CHICAGO (Reuters) - Chicago Police Superintendent Eddie Johnson on Thursday said he will retire from the second-largest U.S. police force after a three-year run marked by a sharp reduction in murders, a federal police misconduct probe and clashes with President Donald Trump.
Johnson’s retirement comes three weeks after patrol officers found him asleep in his car. Johnson, 59, initially said he had fallen asleep due to blood pressure medication, but local media later reported that he told the city’s mayor, Lori Lightfoot, he had had a “couple of drinks” before driving. The incident is under investigation.
Flanked by his family and Lightfoot as he announced his retirement, Johnson hailed the drop in shootings on his watch as having made the city a “safer place to live, work and play,” but said the job had taken a toll on his health, family and friends.
“It’s time for someone else to pin these four stars on their shoulders,” Johnson said, choking back tears. “These stars can sometimes feel like they’re carrying the weight of the world.”
He said he would stay on the job through the rest of the year to help with the transition to a successor.
Chicago’s homicide rate stood at a 20-year high of 792 in 2016, when Johnson was appointed chief, and dropped to 561 by the end of 2018. Johnson credited the use of data analysts for the decrease in homicides and shootings. But the number of murders in Chicago remains higher than the combined number in New York and Los Angeles, two much larger cities.
Johnson, who spent his entire 31-year career with the department, was appointed in 2016 by Mayor Rahm Emanuel to restore public trust after the city delayed for more than a year the release of a video that showed a white officer’s fatal shooting of black teenager Laquan McDonald.
“This tragedy forever changed Chicago,” said Johnson, who is African-American. “Trust in the police department fell to its lowest that I seen in my 31 years. Officer moral bottomed out likely as a result of the lack of trust.”
A U.S. Justice Department investigation into Chicago police shootings found widespread excessive force and racial bias by police officers. It led to a consent decree, a federally enforced agreement overseeing Chicago police reforms.
As a result of the decree, Johnson said he refocused the department’s community policing efforts and made investments in officer training, which has resulted in a drop in officer-involved shootings.
More recently, Johnson traded verbal barbs with President Donald Trump, who has repeatedly assailed Chicago’s leaders for the city’s high crime rate. As superintendent, Johnson has refused to cooperate with the federal government’s efforts to round up undocumented immigrants.
Last month Johnson conspicuously skipped a speech by Trump to a meeting of the International Association of Chiefs of Police in Chicago, a move lauded by Lightfoot.
“He showed the president what true leadership and character look like,” said the mayor. She added, “And I’m thankful for everything you’ve done.”
During his time as police chief, Johnson also became entangled in a high-profile case against actor Jussie Smollett, who was accused of staging a phony hate crime on the city’s North Side last January.

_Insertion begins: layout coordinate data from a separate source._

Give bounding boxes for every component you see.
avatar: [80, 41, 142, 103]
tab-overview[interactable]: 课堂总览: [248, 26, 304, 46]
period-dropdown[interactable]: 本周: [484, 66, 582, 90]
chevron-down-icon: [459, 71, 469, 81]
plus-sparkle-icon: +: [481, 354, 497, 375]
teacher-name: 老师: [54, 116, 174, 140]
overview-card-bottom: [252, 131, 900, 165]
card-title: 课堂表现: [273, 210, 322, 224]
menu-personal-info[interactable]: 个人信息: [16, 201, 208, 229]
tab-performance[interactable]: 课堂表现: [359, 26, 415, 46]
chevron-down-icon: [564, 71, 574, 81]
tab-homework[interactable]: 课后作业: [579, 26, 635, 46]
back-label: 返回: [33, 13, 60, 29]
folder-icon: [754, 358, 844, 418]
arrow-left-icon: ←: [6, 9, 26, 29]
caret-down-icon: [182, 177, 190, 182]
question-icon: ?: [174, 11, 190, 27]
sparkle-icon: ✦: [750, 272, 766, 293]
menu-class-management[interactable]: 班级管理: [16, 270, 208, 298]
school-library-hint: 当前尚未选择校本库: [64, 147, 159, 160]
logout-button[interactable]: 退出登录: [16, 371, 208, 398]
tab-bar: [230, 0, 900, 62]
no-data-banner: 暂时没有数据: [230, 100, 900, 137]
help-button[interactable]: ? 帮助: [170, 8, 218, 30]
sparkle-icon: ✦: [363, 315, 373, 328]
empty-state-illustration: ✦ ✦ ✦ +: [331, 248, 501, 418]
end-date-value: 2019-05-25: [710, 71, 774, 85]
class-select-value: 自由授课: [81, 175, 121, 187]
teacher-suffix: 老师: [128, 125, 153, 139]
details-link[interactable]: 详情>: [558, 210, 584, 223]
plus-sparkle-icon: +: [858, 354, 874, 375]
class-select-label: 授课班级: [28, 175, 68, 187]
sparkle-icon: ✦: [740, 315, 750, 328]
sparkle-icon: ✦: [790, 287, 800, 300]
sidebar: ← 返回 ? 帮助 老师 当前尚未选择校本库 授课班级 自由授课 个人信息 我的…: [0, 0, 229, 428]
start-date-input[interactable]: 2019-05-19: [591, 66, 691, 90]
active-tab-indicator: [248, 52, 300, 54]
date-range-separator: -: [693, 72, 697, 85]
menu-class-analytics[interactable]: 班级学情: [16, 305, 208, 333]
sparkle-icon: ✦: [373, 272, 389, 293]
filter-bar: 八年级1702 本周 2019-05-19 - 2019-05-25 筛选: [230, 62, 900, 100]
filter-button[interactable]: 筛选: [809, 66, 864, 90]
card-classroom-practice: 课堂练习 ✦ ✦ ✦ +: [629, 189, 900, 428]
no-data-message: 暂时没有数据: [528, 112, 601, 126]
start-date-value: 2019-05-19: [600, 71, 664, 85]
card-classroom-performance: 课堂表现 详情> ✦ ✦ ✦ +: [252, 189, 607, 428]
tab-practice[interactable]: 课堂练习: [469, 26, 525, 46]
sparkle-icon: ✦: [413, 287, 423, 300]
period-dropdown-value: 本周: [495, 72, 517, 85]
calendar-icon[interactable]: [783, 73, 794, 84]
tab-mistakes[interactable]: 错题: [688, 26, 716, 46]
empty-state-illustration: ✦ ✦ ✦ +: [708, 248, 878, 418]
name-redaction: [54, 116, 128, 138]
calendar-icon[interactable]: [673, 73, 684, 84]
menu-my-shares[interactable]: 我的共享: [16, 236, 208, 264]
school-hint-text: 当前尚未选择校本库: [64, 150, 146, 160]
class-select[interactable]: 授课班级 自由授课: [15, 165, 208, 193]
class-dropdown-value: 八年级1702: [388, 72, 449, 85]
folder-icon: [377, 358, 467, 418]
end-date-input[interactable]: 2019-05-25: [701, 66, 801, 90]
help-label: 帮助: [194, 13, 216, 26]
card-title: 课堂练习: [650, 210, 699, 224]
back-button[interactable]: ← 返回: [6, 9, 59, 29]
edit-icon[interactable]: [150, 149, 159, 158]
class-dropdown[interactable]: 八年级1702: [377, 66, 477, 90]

Smollett was charged with a crime, but those charges were later dropped by the local prosecutor, angering Johnson and Emanuel, who was mayor at the time.
The mood during Thursday’s news conference turned from upbeat to tense when reporters asked about the Oct. 17 incident in which Johnson was found asleep in his car. Lightfoot refused to discuss the matter, saying it was inappropriate to talk about the ongoing investigation.
Johnson told the Chicago Tribune he had been “toying with” retirement for some time. He said on Thursday that he began to think seriously about stepping down over the last two months.
Johnson has dealt with health issues in the past. After nearly fainting in January 2017, the police superintendent made public that he suffered from a chronic kidney ailment that required a transplant, which he underwent in August 2017.
Johnson, who grew up in Cabrini Green, an inner city housing project that has since been torn down, said he hoped his rise to the top of the force from beat cop would inspire others like him “to work hard and do the right thing and maybe even join the department.”
Johnson is the second big-city police chief to announce this week that he is stepping down. New York Police Department Commissioner James O’Neill announced on Monday that he would step down to take a new job in the private sector.